Please try to remember that your nurse is assigned to a number of patients, and the number is probably larger than either of you would prefer. We always try to answer our calls as quickly as possible. But if you need your urinal emptied, sometimes I'm going to have to tell you I'll be right back to do it. If I have a syringe of pain medicine in my hand when I received your call, obviously I'm going to have to finish that task first.
I almost hate to suggest it, but if you have a very close family member with you, it might not be a bad idea for that person to just kind of note how much urine is in the urinal and carry it to the toilet and dump it. I'm not asking you to delegate this chore to your bowling buddy, but if there's a signficant other, perhaps it wouldn't be inappropriate. I know this isn't good customer relations, but it's an option, isn't it?
Oh please pay attention to this one: Do NOT take your meal tray and place it on the floor outside of your door. This might be strictly my personal peeve, but I just hate that! I'm a nurse. I start work at 6:38 am, and I get off at 7:08 pm at the earliest. I'm always tired, my feet always hurt, my back almost always aches. I'm trying to protect my back from serious injury. I really don't want to have to bend down to the floor to pick up after you.
If you have a question or you need something, press the nurse call button. Please give this a decent try before you go out into the hall and grab the first nurse you see. I admit that this understaffing problem sometimes affects the front desk, and sometimes they don't answer the call as promptly as seems right. And if it's an emergency, or there's a really good reason -- okay, feel free to seek help as best you can. But if you want to know if your brother can have a Coke, the nurse standing at another patient's door isn't going to know that. Is he diabetic? Is he NPO for a test or procedure, is he capable of swallowing?
If you do come out into the hall in search of a nurse, please identify yourself and/or your patient and/or the room number you're coming out of. I may have talked with you just minutes ago over the bed of your loved one. And your face will undoubtedly look familiar to me. But I'm not 100% sure I can place your face with the face of your patient. And if I'm not your nurse, if I know who the patient is, what room he's in, then I will know who your nurse is.

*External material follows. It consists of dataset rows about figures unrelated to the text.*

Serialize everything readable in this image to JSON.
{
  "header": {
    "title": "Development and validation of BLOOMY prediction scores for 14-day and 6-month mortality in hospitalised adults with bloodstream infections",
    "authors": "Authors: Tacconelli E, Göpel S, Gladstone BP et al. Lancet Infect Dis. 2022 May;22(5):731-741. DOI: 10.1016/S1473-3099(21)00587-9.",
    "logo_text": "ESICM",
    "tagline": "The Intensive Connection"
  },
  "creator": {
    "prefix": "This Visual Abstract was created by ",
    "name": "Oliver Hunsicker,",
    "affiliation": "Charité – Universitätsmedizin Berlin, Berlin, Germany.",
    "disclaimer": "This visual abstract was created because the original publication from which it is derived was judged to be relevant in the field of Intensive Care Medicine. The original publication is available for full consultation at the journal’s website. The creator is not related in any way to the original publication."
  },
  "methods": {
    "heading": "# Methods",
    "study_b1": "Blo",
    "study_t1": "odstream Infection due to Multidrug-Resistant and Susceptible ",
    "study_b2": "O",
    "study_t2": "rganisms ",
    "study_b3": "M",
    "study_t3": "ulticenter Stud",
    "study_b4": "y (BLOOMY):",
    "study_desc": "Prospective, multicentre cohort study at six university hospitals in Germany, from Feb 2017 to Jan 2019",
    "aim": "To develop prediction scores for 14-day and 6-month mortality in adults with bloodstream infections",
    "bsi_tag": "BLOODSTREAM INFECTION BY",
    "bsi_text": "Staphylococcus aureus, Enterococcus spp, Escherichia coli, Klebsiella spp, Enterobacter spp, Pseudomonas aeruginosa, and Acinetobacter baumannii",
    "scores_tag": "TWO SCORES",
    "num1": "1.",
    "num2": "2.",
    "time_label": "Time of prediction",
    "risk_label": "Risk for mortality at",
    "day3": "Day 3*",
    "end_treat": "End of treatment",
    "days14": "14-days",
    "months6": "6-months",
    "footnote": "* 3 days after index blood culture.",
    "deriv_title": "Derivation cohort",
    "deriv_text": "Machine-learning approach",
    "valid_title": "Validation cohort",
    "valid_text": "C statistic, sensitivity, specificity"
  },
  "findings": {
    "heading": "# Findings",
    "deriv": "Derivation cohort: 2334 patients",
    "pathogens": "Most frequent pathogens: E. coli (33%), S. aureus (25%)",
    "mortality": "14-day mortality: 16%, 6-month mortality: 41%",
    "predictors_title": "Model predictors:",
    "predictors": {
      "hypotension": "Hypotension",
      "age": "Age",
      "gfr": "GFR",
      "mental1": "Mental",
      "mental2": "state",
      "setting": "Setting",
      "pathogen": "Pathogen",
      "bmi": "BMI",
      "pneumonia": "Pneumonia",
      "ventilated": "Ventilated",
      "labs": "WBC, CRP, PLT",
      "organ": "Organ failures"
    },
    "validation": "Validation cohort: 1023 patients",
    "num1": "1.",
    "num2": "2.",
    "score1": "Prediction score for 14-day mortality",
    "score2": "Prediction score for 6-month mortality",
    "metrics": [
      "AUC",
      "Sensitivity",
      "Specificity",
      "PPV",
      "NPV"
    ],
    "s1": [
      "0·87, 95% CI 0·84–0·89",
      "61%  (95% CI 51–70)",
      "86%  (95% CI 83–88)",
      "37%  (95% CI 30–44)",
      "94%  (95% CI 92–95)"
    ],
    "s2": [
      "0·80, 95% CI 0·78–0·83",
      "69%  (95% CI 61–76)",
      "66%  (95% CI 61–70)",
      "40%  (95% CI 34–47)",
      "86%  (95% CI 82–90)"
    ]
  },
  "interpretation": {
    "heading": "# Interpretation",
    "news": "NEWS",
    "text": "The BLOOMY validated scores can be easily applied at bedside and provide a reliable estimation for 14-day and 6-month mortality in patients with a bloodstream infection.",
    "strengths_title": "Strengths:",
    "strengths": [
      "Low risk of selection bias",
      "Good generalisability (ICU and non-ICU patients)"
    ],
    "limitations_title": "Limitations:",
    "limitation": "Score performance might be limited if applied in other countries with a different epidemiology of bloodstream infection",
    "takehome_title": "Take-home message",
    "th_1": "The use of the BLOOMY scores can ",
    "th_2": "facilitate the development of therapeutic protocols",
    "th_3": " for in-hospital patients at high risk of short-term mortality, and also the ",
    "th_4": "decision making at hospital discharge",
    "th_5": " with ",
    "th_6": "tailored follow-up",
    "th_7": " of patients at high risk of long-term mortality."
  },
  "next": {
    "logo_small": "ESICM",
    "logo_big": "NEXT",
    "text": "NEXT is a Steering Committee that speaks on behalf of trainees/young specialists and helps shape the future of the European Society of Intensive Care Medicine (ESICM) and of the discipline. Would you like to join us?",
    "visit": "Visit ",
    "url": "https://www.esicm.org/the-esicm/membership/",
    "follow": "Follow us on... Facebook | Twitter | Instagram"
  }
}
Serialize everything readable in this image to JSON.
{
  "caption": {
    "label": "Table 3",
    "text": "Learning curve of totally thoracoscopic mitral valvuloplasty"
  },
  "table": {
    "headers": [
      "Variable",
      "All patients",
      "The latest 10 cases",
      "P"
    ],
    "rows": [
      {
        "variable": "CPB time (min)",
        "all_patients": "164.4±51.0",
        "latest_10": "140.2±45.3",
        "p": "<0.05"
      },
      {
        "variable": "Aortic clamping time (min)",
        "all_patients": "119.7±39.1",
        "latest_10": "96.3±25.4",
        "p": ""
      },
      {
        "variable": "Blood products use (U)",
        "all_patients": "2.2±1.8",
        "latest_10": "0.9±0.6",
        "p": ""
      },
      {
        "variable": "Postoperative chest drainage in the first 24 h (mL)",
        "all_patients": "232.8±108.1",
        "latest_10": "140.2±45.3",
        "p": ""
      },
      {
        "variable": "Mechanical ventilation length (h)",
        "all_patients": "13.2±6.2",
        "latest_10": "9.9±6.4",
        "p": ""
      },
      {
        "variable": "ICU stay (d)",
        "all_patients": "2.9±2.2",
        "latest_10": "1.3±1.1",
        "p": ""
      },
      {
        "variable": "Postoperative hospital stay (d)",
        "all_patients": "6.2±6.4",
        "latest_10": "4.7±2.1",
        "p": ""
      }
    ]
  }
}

Do not bring little children to visit in the hospital! This is just something I cannot get used to! I know of a child; an innocent, lovely baby, who caught a dread disease and died because his parents didn't think we meant it when we said it's not safe to bring a baby into the hospital room. I've told mothers toting little kids past isolation rooms that this person is too little to visit the hospital, and been told "I know it." as they carry on down the hall.
Okay, here's the straight scoop on this hospital/kids thing. There is nothing in the world germier than a preschooler. We have very sick people in hospital; people who already have enough problems! Our sick people are innocent of the germs that your lovely preschooler is going to be carrying around.
Your preschooler is innocent to the germs that we have in hospital. Believe me, there are worse germs in the halls of a hospital than the cold, flu, chickenpox germs!
Yeah, I'm the mean nurse that tells you not to bring your kids onto my floor. and No, it's not okay if they just go in for a minute to say hi. Honest to God, if you can not visit the hospital without your kid, either don't visit, or bring someone along who can stay with the kid in the waiting room. It is not safe for little children to visit a hospital! It's not safe for them, and it's not safe for the patients.